Las elecciones primarias de Nueva Mayoría y la Coalición, donde fueron electos Michelle Bachelet y Pablo Longueira, no son sino una proyección del plebiscito de 5 de octubre de 1988, por lo que sus resultados y conclusiones deben ser analizados con prolijidad a la vez que comprenderse las consecuencias futuras de ese fenómeno.
Aun cuando no se disponga de datos precisos sobre el perfil etario de los votantes en las elecciones primarias del 30 de junio, debe concordarse en que quienes asistieron a ese proceso fueron mayoritariamente adultos mayores de 45 años, con una ausencia de jóvenes. El que votaran tres millones de personas, un 22.4% del padrón electoral vigente, es un hecho relevante por cuanto se ha reproducido en el tiempo la lógica de SI y el NO del plebiscito de sucesión presidencial de la dictadura.
Lo que resulta relevante es la merma electoral del pinochetismo, que cae de un 44.1 % obtenido en 1988 a un 28 %; y la Concertación ampliada —hoy Nueva Mayoría—, sube de un 55.99 % a 72 %, siendo desconocida la filiación de 77.6% de quienes no votaron, lo que abre razonables dudas acerca de la representatividad del sistema político que impera en el país.
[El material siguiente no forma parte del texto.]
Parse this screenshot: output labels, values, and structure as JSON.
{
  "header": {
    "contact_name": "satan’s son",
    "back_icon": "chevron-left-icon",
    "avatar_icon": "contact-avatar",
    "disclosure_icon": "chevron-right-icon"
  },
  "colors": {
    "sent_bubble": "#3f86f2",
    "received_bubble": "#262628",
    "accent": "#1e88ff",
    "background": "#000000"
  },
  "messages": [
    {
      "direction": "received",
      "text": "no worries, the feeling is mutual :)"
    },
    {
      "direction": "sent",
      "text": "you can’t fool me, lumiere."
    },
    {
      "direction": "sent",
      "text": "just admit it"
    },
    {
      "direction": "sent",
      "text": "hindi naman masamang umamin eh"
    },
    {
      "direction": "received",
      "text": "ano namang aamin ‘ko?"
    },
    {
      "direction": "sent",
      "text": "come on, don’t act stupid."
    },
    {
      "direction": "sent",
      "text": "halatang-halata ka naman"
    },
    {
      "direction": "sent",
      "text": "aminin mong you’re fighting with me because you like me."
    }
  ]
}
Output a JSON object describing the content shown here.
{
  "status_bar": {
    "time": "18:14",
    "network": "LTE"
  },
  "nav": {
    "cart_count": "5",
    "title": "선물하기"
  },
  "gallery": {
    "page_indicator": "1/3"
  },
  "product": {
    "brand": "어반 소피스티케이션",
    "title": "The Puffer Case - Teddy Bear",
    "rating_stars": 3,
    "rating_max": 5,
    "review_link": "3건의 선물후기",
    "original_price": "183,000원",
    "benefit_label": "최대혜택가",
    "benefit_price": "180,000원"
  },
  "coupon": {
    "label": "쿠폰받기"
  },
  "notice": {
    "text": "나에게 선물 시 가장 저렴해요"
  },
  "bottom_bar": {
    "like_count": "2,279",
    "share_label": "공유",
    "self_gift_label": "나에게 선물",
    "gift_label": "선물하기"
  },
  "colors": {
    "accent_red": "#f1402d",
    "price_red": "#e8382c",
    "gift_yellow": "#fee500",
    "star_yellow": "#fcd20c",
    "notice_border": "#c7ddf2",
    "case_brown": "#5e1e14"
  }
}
Este es un dato que no puede estar ausente de todo análisis político. Las personas que concurrieron a las urnas el 30 de junio, más allá de expresar una clara adhesión a Michelle Bachelet lo hicieron principalmente para derrotar simbólicamente a la derecha del “gobierno militar” una vez más. Por cierto, parte de ese electorado de adultos jóvenes y adultos mayores que reprodujeron viejos condicionamientos estructurales, lo hicieron motivados por las promesas de cambio que levantó la candidata.
No puede ponerse en duda la movilización electoral de las primarias, pero es imprescindible reconocer que se trató más de una elección presidencial entre el pinochetismo y la Concertación que una primaria de selección de candidatos. Desconocer este hecho es no querer comprender que el modelo político y económico se ha reproducido a lo menos desde 1988, y tal reproducción es un acto de voluntad deliberada cuyos orígenes los encontramos en el pacto de gobernabilidad y desmovilización social que legitimó el modelo económico e institucional de la ideología neoliberal y de la contrarevolución de 1973.
En sí mismo, lo ocurrido es un dato de realidad que tiene consecuencias a futuro y que señalan un rumbo que, de no corregirse, puede devenir en una ruptura institucional en el corto plazo con consecuencias imprevisibles.
Chile se encuentra escindido entre los integrados al orden condicionante de la Constitución de Pinochet-Guzmán —la mayoría política en el poder ejecutivo y legislativo—, mayoritariamente hijos del Plebiscito de 1988, y la mayoría social, sin poder político, jóvenes, movilizados por cambios en la educación, asamblea constituyente, agua, nacionalización del cobre, aborto, matrimonio igualitario, fin a las AFP, entre otros.
De persistir el modo de dominación política de una minoría sobre la mayoría social se ve difícil ilusionarse con una nueva etapa de la “democracia de los acuerdos” o con una política en “la medida de lo posible” una vez más.
La colisión entre la lógica de reproducción y la lógica de transformación del orden imperante, podrían tener lugar antes de que se extingan los últimos exponentes de la fuerza del No. Es mejor anticiparse al diluvio.
Cabe, en consecuencia, establecer un nuevo acuerdo de gobernabilidad fundado en el restablecimiento de la soberanía popular, que supone la convocatoria a los “estados generales” del país, a través de una Asamblea Constituyente. Sólo a través de la más amplia participación de la ciudadanía se podrá restablecer la confianza quebrantada en el sistema político.
No pueden los condicionamientos normativos, menos aquellos percibidos como ilegítimos —Constitución de Pinochet-Lagos—, impedir que la soberanía popular se exprese; ello equivale a una forma de dictadura encubierta, contra la cual el pueblo tendría derecho a rebelarse.
Sea cual sea el resultado de 17 de noviembre, intentar desconocer el clamor del pueblo expresado desde fines de los años 90 y reafirmado año a año no sólo expresa una insensatez política, sino su abandono y desde luego, aceptar un cuadro de desgobierno que se está preanunciando. Es la hora del realismo político.